It’s just after sunset on Halloween evening in the Brooklyn neighborhood of Park Slope, and Zohran Mamdani is booking it up Seventh Avenue as if he were a costumed eight-year-old who’d just heard there was a house giving out full-sized candy bars a few blocks away.
The 34-year-old Democratic mayoral candidate—dressed in his usual non-costume of a navy suit and dark striped tie—is surrounded by his aides, two security guards, and hundreds of shrieking, delighted onlookers. He gamely greets and poses for photos with as many of them as he can: a Michael Myers, a Cher Horowitz, a pair of Ghostfaces, several Princess Elsas, countless KPop Demon Hunters.
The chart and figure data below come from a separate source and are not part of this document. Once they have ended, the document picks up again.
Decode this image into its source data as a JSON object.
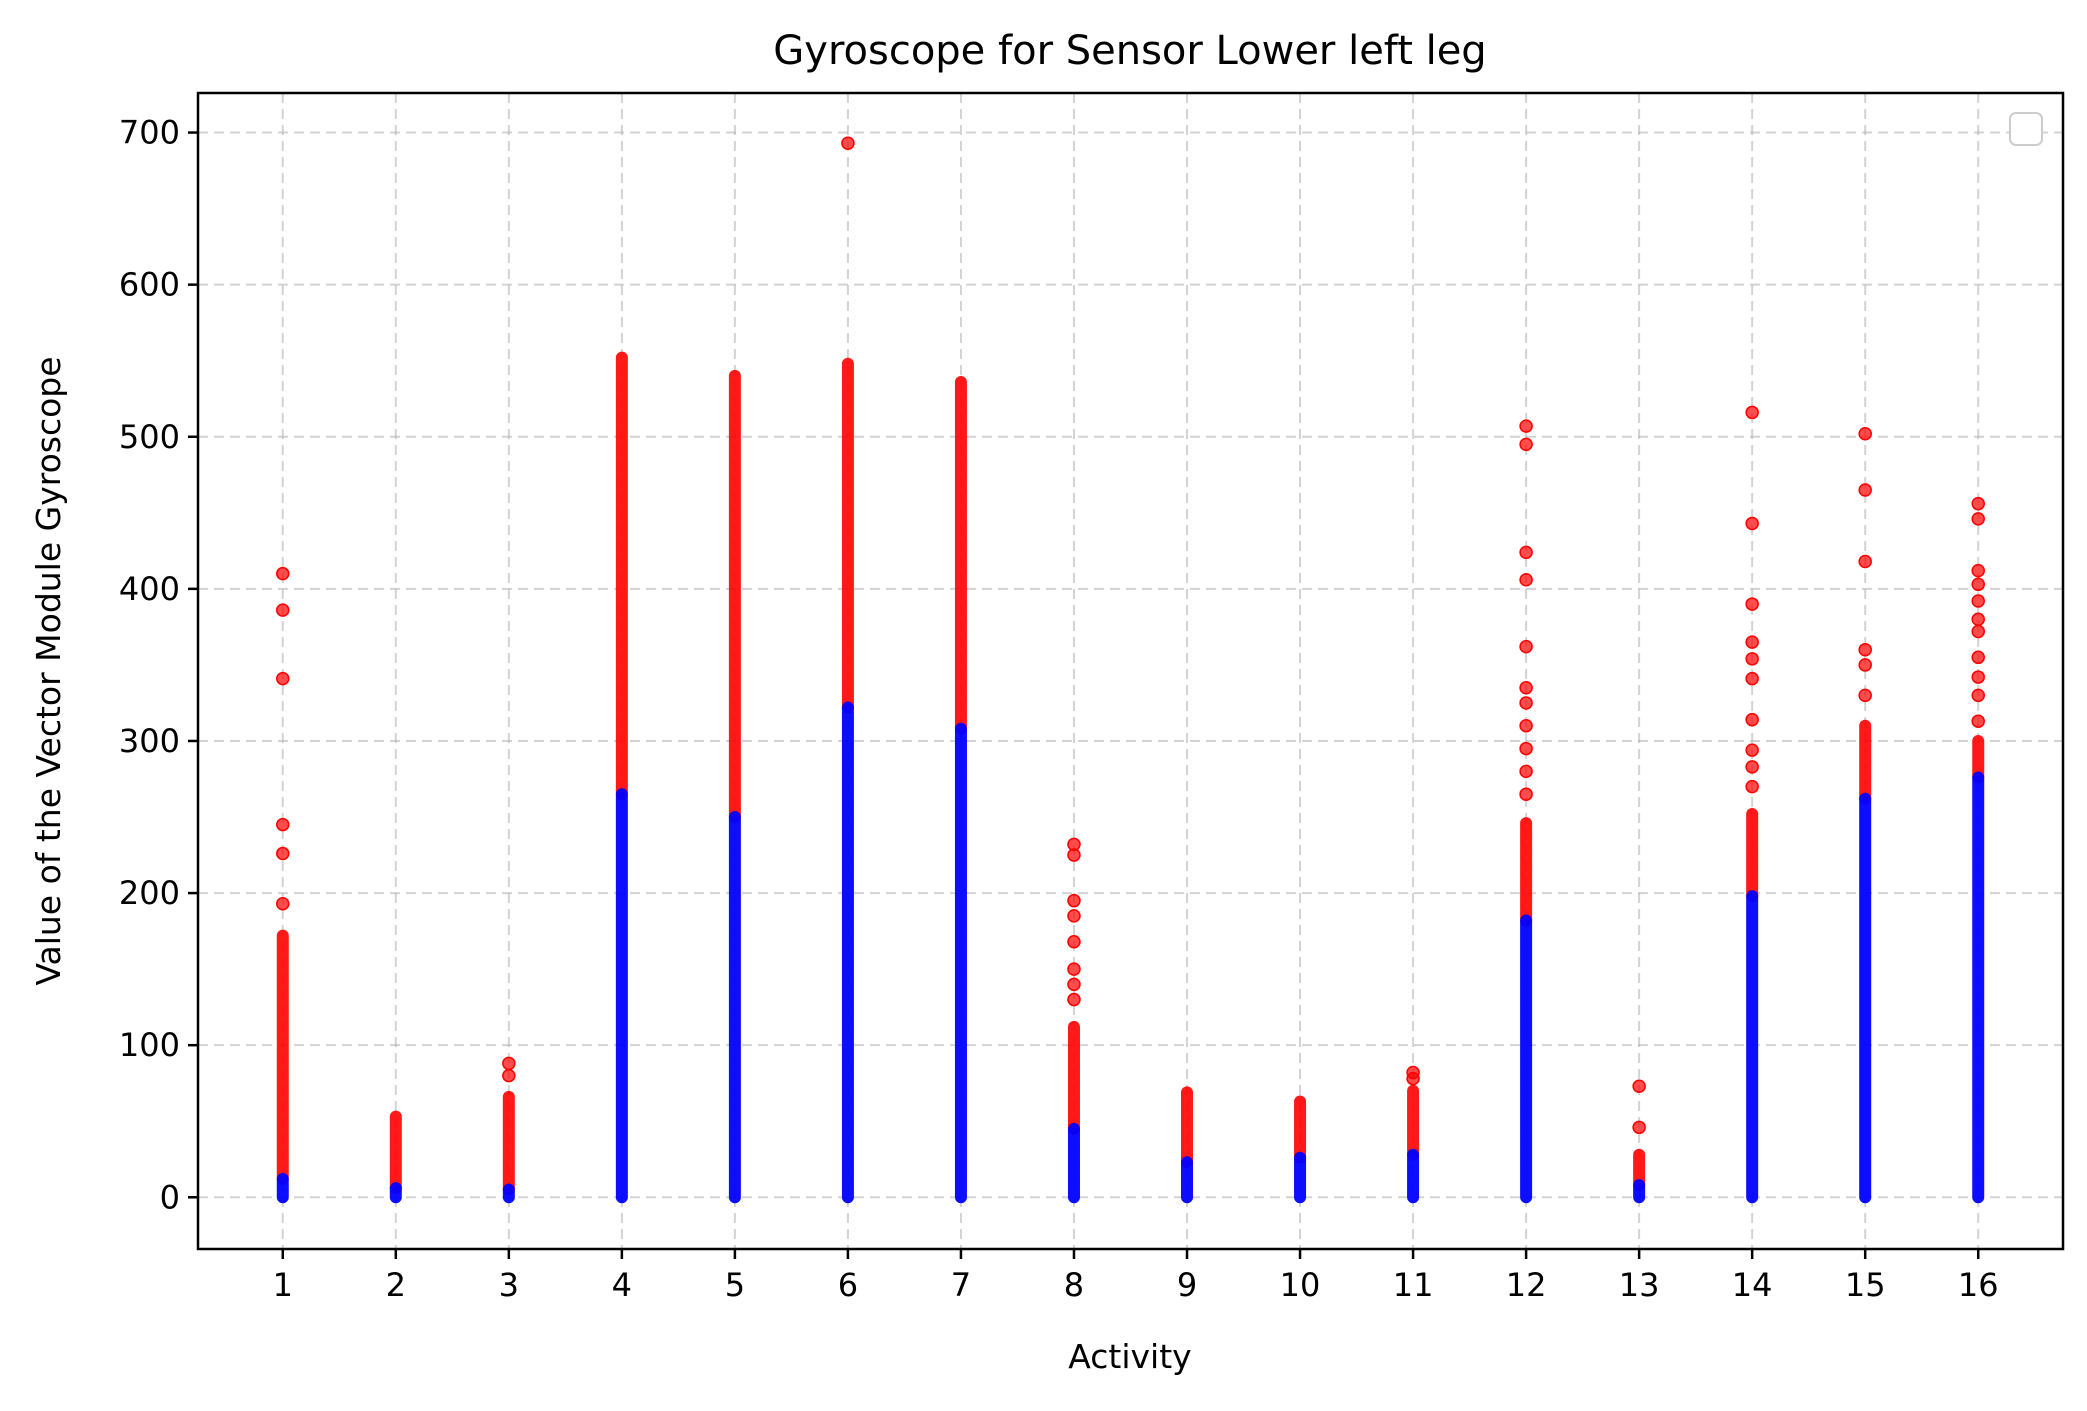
{
  "chart_data": {
    "type": "scatter",
    "title": "Gyroscope for Sensor Lower left leg",
    "xlabel": "Activity",
    "ylabel": "Value of the Vector Module Gyroscope",
    "x_ticks": [
      "1",
      "2",
      "3",
      "4",
      "5",
      "6",
      "7",
      "8",
      "9",
      "10",
      "11",
      "12",
      "13",
      "14",
      "15",
      "16"
    ],
    "y_ticks": [
      "0",
      "100",
      "200",
      "300",
      "400",
      "500",
      "600",
      "700"
    ],
    "xlim": [
      0.25,
      16.75
    ],
    "ylim": [
      -34,
      726
    ],
    "grid": true,
    "legend": "top-right (empty)",
    "colors": {
      "normal": "#0000ff",
      "outlier": "#ff0000"
    },
    "series": [
      {
        "activity": 1,
        "normal_max": 12,
        "outlier_range": [
          12,
          172
        ],
        "outlier_points": [
          193,
          226,
          245,
          341,
          386,
          410
        ]
      },
      {
        "activity": 2,
        "normal_max": 6,
        "outlier_range": [
          6,
          53
        ],
        "outlier_points": []
      },
      {
        "activity": 3,
        "normal_max": 5,
        "outlier_range": [
          5,
          66
        ],
        "outlier_points": [
          80,
          88
        ]
      },
      {
        "activity": 4,
        "normal_max": 265,
        "outlier_range": [
          265,
          552
        ],
        "outlier_points": []
      },
      {
        "activity": 5,
        "normal_max": 250,
        "outlier_range": [
          250,
          540
        ],
        "outlier_points": []
      },
      {
        "activity": 6,
        "normal_max": 322,
        "outlier_range": [
          322,
          548
        ],
        "outlier_points": [
          693
        ]
      },
      {
        "activity": 7,
        "normal_max": 308,
        "outlier_range": [
          308,
          536
        ],
        "outlier_points": []
      },
      {
        "activity": 8,
        "normal_max": 45,
        "outlier_range": [
          45,
          112
        ],
        "outlier_points": [
          130,
          140,
          150,
          168,
          185,
          195,
          225,
          232
        ]
      },
      {
        "activity": 9,
        "normal_max": 23,
        "outlier_range": [
          23,
          69
        ],
        "outlier_points": []
      },
      {
        "activity": 10,
        "normal_max": 26,
        "outlier_range": [
          26,
          63
        ],
        "outlier_points": []
      },
      {
        "activity": 11,
        "normal_max": 28,
        "outlier_range": [
          28,
          70
        ],
        "outlier_points": [
          78,
          82
        ]
      },
      {
        "activity": 12,
        "normal_max": 182,
        "outlier_range": [
          182,
          246
        ],
        "outlier_points": [
          265,
          280,
          295,
          310,
          325,
          335,
          362,
          406,
          424,
          495,
          507
        ]
      },
      {
        "activity": 13,
        "normal_max": 8,
        "outlier_range": [
          8,
          28
        ],
        "outlier_points": [
          46,
          73
        ]
      },
      {
        "activity": 14,
        "normal_max": 198,
        "outlier_range": [
          198,
          252
        ],
        "outlier_points": [
          270,
          283,
          294,
          314,
          341,
          354,
          365,
          390,
          443,
          516
        ]
      },
      {
        "activity": 15,
        "normal_max": 262,
        "outlier_range": [
          262,
          310
        ],
        "outlier_points": [
          330,
          350,
          360,
          418,
          465,
          502
        ]
      },
      {
        "activity": 16,
        "normal_max": 276,
        "outlier_range": [
          276,
          300
        ],
        "outlier_points": [
          313,
          330,
          342,
          355,
          372,
          380,
          392,
          403,
          412,
          446,
          456
        ]
      }
    ]
  }
}
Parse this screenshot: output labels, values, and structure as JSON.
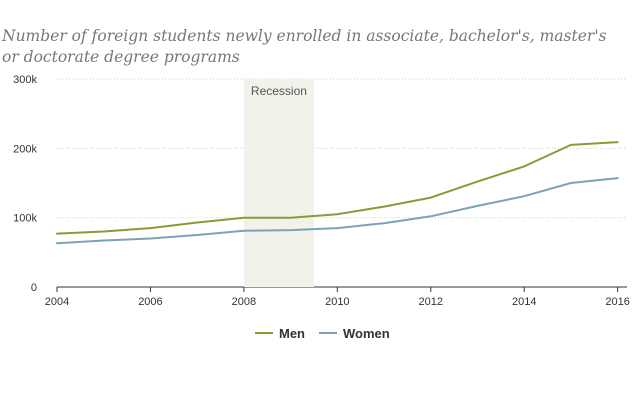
{
  "chart_data": {
    "type": "line",
    "subtitle": "Number of foreign students newly enrolled in associate, bachelor's, master's or doctorate degree programs",
    "title": "",
    "xlabel": "",
    "ylabel": "",
    "x": [
      2004,
      2005,
      2006,
      2007,
      2008,
      2009,
      2010,
      2011,
      2012,
      2013,
      2014,
      2015,
      2016
    ],
    "xticks": [
      2004,
      2006,
      2008,
      2010,
      2012,
      2014,
      2016
    ],
    "yticks": [
      0,
      100000,
      200000,
      300000
    ],
    "ytick_labels": [
      "0",
      "100k",
      "200k",
      "300k"
    ],
    "xlim": [
      2004,
      2016.2
    ],
    "ylim": [
      0,
      300000
    ],
    "grid": "horizontal-dotted",
    "legend_position": "bottom-center",
    "series": [
      {
        "name": "Men",
        "color": "#8a9a3a",
        "values": [
          77000,
          80000,
          85000,
          93000,
          100000,
          100000,
          105000,
          116000,
          129000,
          152000,
          174000,
          205000,
          209000
        ]
      },
      {
        "name": "Women",
        "color": "#7ba3b8",
        "values": [
          63000,
          67000,
          70000,
          75000,
          81000,
          82000,
          85000,
          92000,
          102000,
          117000,
          131000,
          150000,
          157000
        ]
      }
    ],
    "annotations": [
      {
        "label": "Recession",
        "x_start": 2008,
        "x_end": 2009.5,
        "color": "#f1f2ea"
      }
    ]
  }
}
As he makes his way up the street, a teeming crowd forms in his wake.
At one corner, when a curious passerby inquires (as many others are doing), “Who is that?” a member of his team begins to reply, “the mayor,” before she catches herself and clarifies, “Zohran Mamdani, candidate for mayor.”
A little earlier, Mamdani draws a similar—if slightly more contained—swarm just down Seventh at Community Bookstore, the borough’s oldest operating bookshop, for a Halloween meet-and-greet pit stop that had been planned by Moms for Mamdani, a local organizing group. A quintessential kissing-babies photo op, it’s one of many New York City micro-locales that Mamdani has visited in the last 48 hours, among them a hospital in Elmhurst, the taxi-driver queue at LaGuardia Airport, and a senior center on the Lower East Side.